Лео, оставь меня, пожалуйста, одну. Ты приходишь, и мне становится плохо. Я устала. Я не хочу уставать. Прошу тебя, Лео…

Лео взглянул в глаза Юдифи, он видел, как она на него смотрит. На мгновение у него перед глазами всплыл образ Юдифи, который он хранил в своей памяти, этот старый, переживший годы идеал, но теперь он начал растворяться, словно его облил кислотой какой-то злоумышленник, проявились складки, морщины, пятна, тени, контуры расплылись, рот Юдифи раскрылся, словно разламывающаяся, расползающаяся краска.
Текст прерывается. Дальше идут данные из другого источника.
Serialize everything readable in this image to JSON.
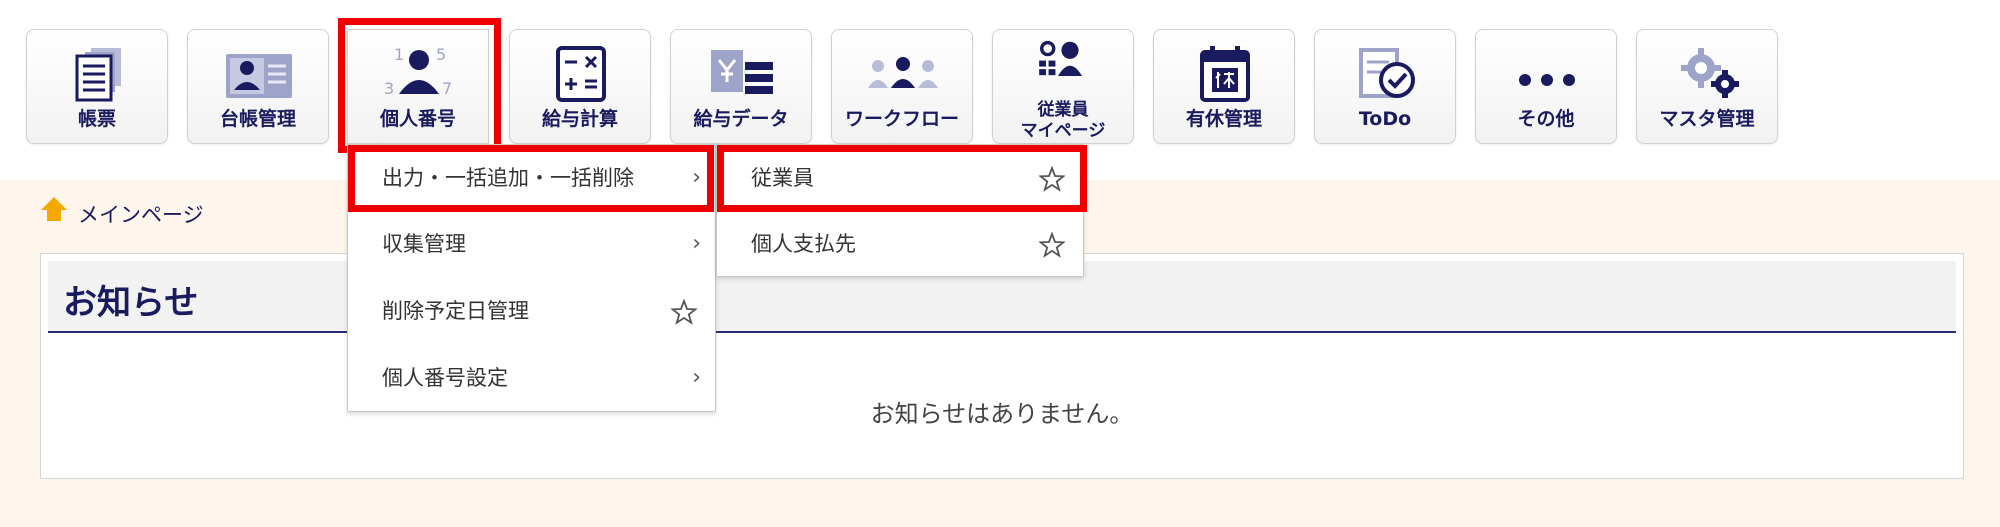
{
  "nav": {
    "tiles": [
      {
        "label": "帳票",
        "icon": "report-icon"
      },
      {
        "label": "台帳管理",
        "icon": "ledger-icon"
      },
      {
        "label": "個人番号",
        "icon": "personal-number-icon"
      },
      {
        "label": "給与計算",
        "icon": "calculator-icon"
      },
      {
        "label": "給与データ",
        "icon": "payroll-data-icon"
      },
      {
        "label": "ワークフロー",
        "icon": "workflow-icon"
      },
      {
        "label_line1": "従業員",
        "label_line2": "マイページ",
        "icon": "employee-mypage-icon"
      },
      {
        "label": "有休管理",
        "icon": "calendar-icon"
      },
      {
        "label": "ToDo",
        "icon": "todo-check-icon"
      },
      {
        "label": "その他",
        "icon": "more-dots-icon"
      },
      {
        "label": "マスタ管理",
        "icon": "gear-icon"
      }
    ],
    "active_tile": "個人番号"
  },
  "personal_number_icon_digits": {
    "d1": "1",
    "d2": "5",
    "d3": "3",
    "d4": "7"
  },
  "dropdown": {
    "items": [
      {
        "label": "出力・一括追加・一括削除",
        "has_submenu": true,
        "highlighted": true
      },
      {
        "label": "収集管理",
        "has_submenu": true
      },
      {
        "label": "削除予定日管理",
        "has_favorite": true
      },
      {
        "label": "個人番号設定",
        "has_submenu": true
      }
    ]
  },
  "submenu": {
    "items": [
      {
        "label": "従業員",
        "has_favorite": true,
        "highlighted": true
      },
      {
        "label": "個人支払先",
        "has_favorite": true
      }
    ]
  },
  "breadcrumb": {
    "label": "メインページ"
  },
  "notice": {
    "title": "お知らせ",
    "empty_message": "お知らせはありません。"
  },
  "colors": {
    "navy": "#1a1a5e",
    "highlight_red": "#ef0000",
    "content_bg": "#fef6ec",
    "home_icon": "#f5a800"
  },
  "submenu_chevron": "›"
}
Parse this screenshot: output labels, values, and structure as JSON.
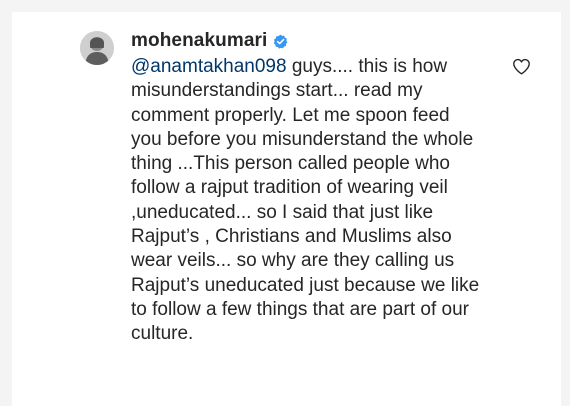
{
  "comment": {
    "username": "mohenakumari",
    "mention": "@anamtakhan098",
    "text": " guys.... this is how misunderstandings start... read my comment properly. Let me spoon feed you before you misunderstand the whole thing ...This person called people who follow a rajput tradition of wearing veil ,uneducated... so I said that just like Rajput’s , Christians and Muslims also wear veils... so why are they calling us Rajput’s uneducated just because we like to follow a few things that are part of our culture."
  },
  "colors": {
    "verified": "#3897f0",
    "mention": "#00376b",
    "text": "#262626",
    "background": "#f3f4f3"
  },
  "icons": {
    "avatar": "profile-photo",
    "verified": "verified-badge-icon",
    "like": "heart-outline-icon"
  }
}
В это мгновение она почти беззвучно сказала: Останься! И вдруг начала носиться по комнате, туда, обратно, уперев руки в бока, глубоко, панически дыша, открытым ртом вбирая воздух в легкие, вот прижала руки к груди, потом опять оперлась на бедра, вскидываясь при каждом вдохе. Она побежала из кабинета в гостиную, там было больше места, пыхтя, она бегала туда и обратно вокруг дивана, раздавались безостановочные короткие вскрики, это она пыталась вдохнуть воздух. Вот она села на диван, но тут же снова вскочила и опять забегала по комнате, и все время эти панические вздохи, которым она пыталась придать более спокойный ритм. Лео стоял, охваченный ужасом, который передался ему, в беспомощном порыве помочь — но как?

Пожалуйста, останься, сказала Юдифь, чего-то было слишком много. У меня разрывается что-то внутри, это сердце. Я думаю, да-да, правда. Это… я этого не выдержу. Это нельзя… сердце… оно не выдержит. Мне кажется, я умираю. Проклятье. Она прошептала это, и слова ее то и дело прерывались попытками вдохнуть. Такая бессмысленная смерть, нет, Лео, помоги.

Лео не имел понятия, что надо делать. Тут Юдифь побежала в ванную, он за ней. Она наклонилась над умывальником и плескала холодную воду себе в лицо. Указательным пальцем она ковыряла в носу, словно хотела добыть несколько крупинок кокаина, которые, может быть, еще не растворились, застряв в слизистой оболочке носа, добыть, пока не поздно, а то доза может оказаться слишком велика. После этого она даже прочистила нос ватным тампоном и несколько раз высморкалась, подставив лицо под струю воды. Лео беспомощно наблюдал за этими явно бессмысленными действиями. Затем Юдифь побежала обратно в гостиную, села на диван, тут же снова вскочила, задыхаясь, прижала руки к груди и тут же опять помчалась по комнате, как одержимая.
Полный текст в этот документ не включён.